Configuration

Here we describe how you can configure SerpScrap to fit your needs. But it is also possible to run SerpScrap with the default settings.

Permissions

By default all needed or generated files are written into the local /tmp/ folder. The location can changed by configuration. Ensure the executing user has read/write permissions for this folder.

Default configuration

  • cachedir: ‘/tmp/.serpscrap/’ - path cachefiles
  • chrome_headless: True - run chrome in headless mode, default is True
  • clean_cache_after: 24 - clean cached files older then x hours
  • database_name: ‘/tmp/serpscrap’ - path and name sqlite db (stores scrape results)
  • dir_screenshot: ‘/tmp/screenshots’ - basedir for saved screenshots
  • do_caching: True - enable / disable caching
  • executable_path: ‘/usr/local/bin/chromedriver’ - path to chromedriver, should detected automaticly
  • google_search_url: ‘https://www.google.com/search?’ - base search url, modify for other countries
  • headers: - dict to customize request header, see below
  • num_pages_for_keyword: 2 - number of result pages to scrape
  • num_results_per_page: 10 - number results per searchengine page
  • results_age: ‘Any’ - specify age of results default Any, y - last year, m - last month, w - last week, d - last 24h, h - last hour
  • proxy_file: ‘’ - path to proxy file, see below
  • sel_browser: ‘chrome’ - browser (chrome, phantomjs)
  • scrape_urls: False - scrape urls of search results
  • screenshot: True - enable screenshots for each query
  • search_engines: [‘google’] - search engines (google)
  • sleeping_max: 15 - max seconds to sleep between scrapes
  • sleeping_min: 5 - min seconds to sleep between scrapes
  • url_threads: 3 - number of threads if scrape_urls is true
  • use_own_ip: True - if using proxies set to False

Custom configuration

Change some config params.

import serpscrap

config = serpscrap.Config()
config.set('scrape_urls', False)

scrap = serpscrap.SerpScrap()
scrap.init(config=config.get(), keywords=keywords)
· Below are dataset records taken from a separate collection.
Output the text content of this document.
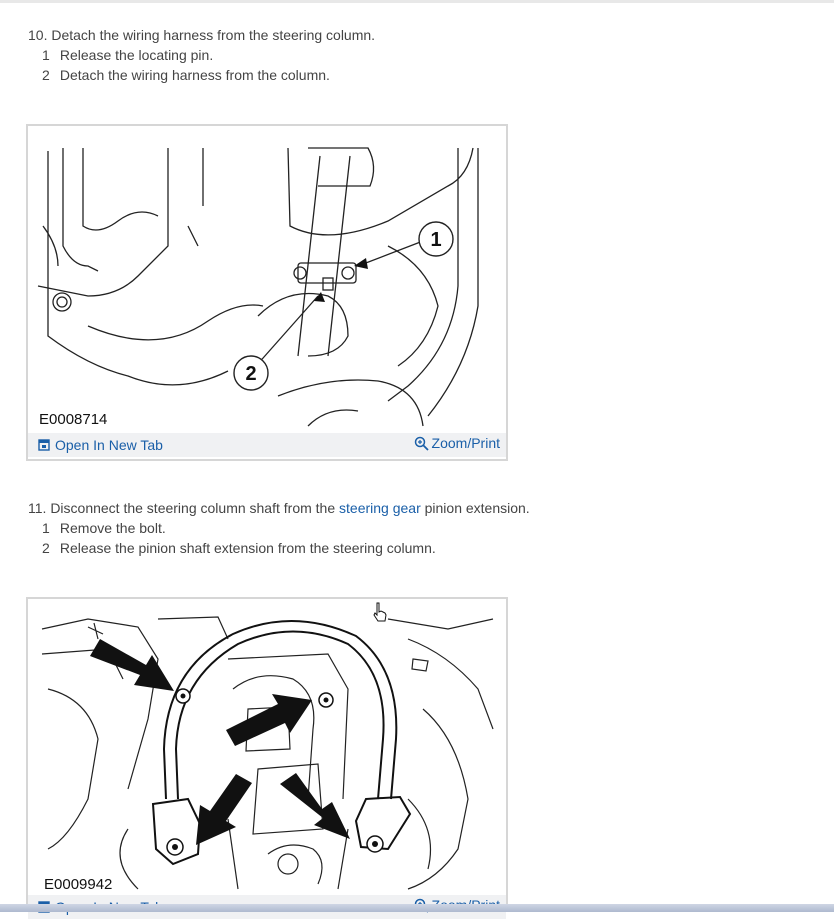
10. Detach the wiring harness from the steering column.
1 Release the locating pin.
2 Detach the wiring harness from the column.
1
2
E0008714
Open In New Tab	Zoom/Print
11. Disconnect the steering column shaft from the steering gear pinion extension.
1 Remove the bolt.
2 Release the pinion shaft extension from the steering column.
E0009942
You can apply your own config dictionary. It is not required to provide any possible config key. by applying the default config values will be overwritten by the new values. for not provided config keys the deault values still exists.

import serpscrap

config = serpscrap.Config()
config_new = {
   'cachedir': '/tmp/.serpscrap/',
   'clean_cache_after': 24,
   'database_name': '/tmp/serpscrap',
   'do_caching': True,
   'num_pages_for_keyword': 2,
   'scrape_urls': True,
   'search_engines': ['google'],
   'google_search_url': 'https://www.google.com/search?',
   'executable_path', '/usr/local/bin/chromedriver',
}

config.apply(config_new)
scrap = serpscrap.SerpScrap()
scrap.init(config=config.get(), keywords=keywords)
# scrap.init(config=config_new, keywords=keywords)

Headers

You can customize your searchengine request headers if you are using phantomJS by providing a dict in your configuration. If you don’t customize this setting, the default is used.

config = {
  ...
  'headers': {
      'Accept': 'text/html,application/xhtml+xml,application/xml;q=0.9,*/*;q=0.8',
      'Accept-Language': 'de-DE,de;q=0.8,en-US;q=0.6,en;q=0.4',
      'Accept-Encoding': 'gzip, deflate, sdch',
      'Connection': 'keep-alive',
  },
  ...

Proxy file

This feature works not stable in versions <= 0.9.1, if you use more then one worker and have more then one proxy in your file.

You can provide a list of proxies which should used for scraping the search engines. For this you have to create a proxy_file and to set the path to the file in the configuration.

The proxy_file should look like this

http XX.XXX.XX.XX:80
socks4 XX.XXX.XX.XX:80 username:password
socks5 XX.XXX.XX.XX:1080 username:password

In the configuration you need the following settings:

config.set('use_own_ip', False)
config.set('proxy_file', 'path_to_your_file')